Lady Laxton’s lips tightened at the message. She was back from much weeping with Mrs. Darling and altogether finely strung. Here she felt was one of those supreme occasions when a woman must assert herself. “A matter of life or death,” she wired in reply, and to show herself how completely she overrode such dictation as this she sent Mr. Mergleson down to the village public-house with orders to engage anyone he could find there for an evening’s work on an extraordinarily liberal overtime scale.

After taking this step the spirit of Lady Laxton quailed. She went and sat in her own room and quivered. She quivered but she clenched her delicate fist.

She would go through with it, come what might, she would go on with the excavation all night if necessary, but at the same time she began a little to regret that she had not taken earlier steps to demonstrate the improbability of Bealby having simply run away. She set to work to repair this omission. She wrote off to the Superintendent of Police in the neighbouring town, to the nearest police magistrate, and then on the off chance to various of her week-end guests, including Captain Douglas. If it was true that he had organized the annoyance of the Lord Chancellor (and though she still rejected that view she did now begin to regard it as a permissible hypothesis), then he might also know something about the mystery of this boy’s disappearance.

Each letter she wrote she wrote with greater fatigue and haste than its predecessor and more illegibly.

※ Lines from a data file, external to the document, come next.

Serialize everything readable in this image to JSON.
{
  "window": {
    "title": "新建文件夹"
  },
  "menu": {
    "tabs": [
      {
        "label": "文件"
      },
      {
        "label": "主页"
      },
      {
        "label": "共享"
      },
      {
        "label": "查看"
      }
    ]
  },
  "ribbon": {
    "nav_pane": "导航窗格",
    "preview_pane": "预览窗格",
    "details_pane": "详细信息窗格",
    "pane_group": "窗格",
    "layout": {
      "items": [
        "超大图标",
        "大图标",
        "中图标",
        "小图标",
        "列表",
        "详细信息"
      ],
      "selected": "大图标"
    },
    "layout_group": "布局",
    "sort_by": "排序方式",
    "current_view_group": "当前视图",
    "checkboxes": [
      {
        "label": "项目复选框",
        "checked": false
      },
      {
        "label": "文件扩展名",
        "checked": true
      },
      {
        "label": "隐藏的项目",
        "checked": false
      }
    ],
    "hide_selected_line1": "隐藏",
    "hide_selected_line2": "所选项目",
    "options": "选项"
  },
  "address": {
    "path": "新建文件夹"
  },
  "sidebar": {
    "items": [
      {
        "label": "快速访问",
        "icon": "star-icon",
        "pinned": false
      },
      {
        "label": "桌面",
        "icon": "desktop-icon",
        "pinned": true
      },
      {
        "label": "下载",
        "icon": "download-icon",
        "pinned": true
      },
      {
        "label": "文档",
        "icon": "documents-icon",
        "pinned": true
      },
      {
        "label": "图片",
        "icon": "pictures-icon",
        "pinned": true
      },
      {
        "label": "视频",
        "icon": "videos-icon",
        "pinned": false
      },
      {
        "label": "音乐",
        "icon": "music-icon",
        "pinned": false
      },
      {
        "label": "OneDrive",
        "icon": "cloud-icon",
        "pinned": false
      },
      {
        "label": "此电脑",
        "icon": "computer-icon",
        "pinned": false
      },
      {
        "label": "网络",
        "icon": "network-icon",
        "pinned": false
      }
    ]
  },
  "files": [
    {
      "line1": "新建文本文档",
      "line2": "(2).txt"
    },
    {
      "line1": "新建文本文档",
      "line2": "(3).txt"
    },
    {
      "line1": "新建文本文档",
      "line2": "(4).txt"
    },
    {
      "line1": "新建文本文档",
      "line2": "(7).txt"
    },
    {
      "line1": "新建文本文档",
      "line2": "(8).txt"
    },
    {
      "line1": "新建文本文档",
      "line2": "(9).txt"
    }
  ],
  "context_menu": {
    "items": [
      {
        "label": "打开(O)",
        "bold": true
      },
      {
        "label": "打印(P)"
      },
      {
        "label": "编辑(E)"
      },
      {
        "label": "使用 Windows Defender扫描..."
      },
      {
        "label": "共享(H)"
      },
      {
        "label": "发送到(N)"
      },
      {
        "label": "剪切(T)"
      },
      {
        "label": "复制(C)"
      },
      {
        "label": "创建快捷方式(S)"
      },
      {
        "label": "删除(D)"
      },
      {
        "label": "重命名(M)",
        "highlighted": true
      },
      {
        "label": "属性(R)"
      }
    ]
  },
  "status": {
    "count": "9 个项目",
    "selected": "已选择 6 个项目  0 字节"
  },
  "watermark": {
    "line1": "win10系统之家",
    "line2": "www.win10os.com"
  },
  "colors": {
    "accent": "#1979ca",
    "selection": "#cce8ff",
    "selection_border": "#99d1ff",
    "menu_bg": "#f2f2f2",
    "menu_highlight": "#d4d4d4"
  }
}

Sir Peter arrived long after dark. He cut across the corner of the park to save time, and fell into one of the trenches that Mr. Darling had opened. This added greatly to the éclat with which he came into the hall.

Lady Laxton withstood him for five minutes and then returned abruptly to her bedroom and locked herself in, leaving the control of the operations in his hands....

“If he’s not in the house,” said Sir Peter, “all this is thunderin’ foolery, and if he’s in the house he’s dead. If he’s dead he’ll smell in a bit and then’ll be the time to look for him. Somethin’ to go upon instead of all this blind hacking the place about. No wonder they’re threatenin’ proceedings....”

§ 4

Upon Captain Douglas Lady Laxton’s letter was destined to have a very distracting effect. Because, as he came to think it over, as he came to put her partly illegible allusions to secret passages and a missing boy side by side with his memories of Lord Moggeridge’s accusations and the general mystery of his expulsion from Shonts, it became more and more evident to him that he had here something remarkably like a clue, something that might serve to lift the black suspicion of irreverence and levity from his military reputation. And he had already got to the point of suggesting to Miss Philips that he ought to follow up and secure Bealby forthwith, before ever they came over the hill crest to witness the disaster to the caravan.

Captain Douglas, it must be understood, was a young man at war within himself.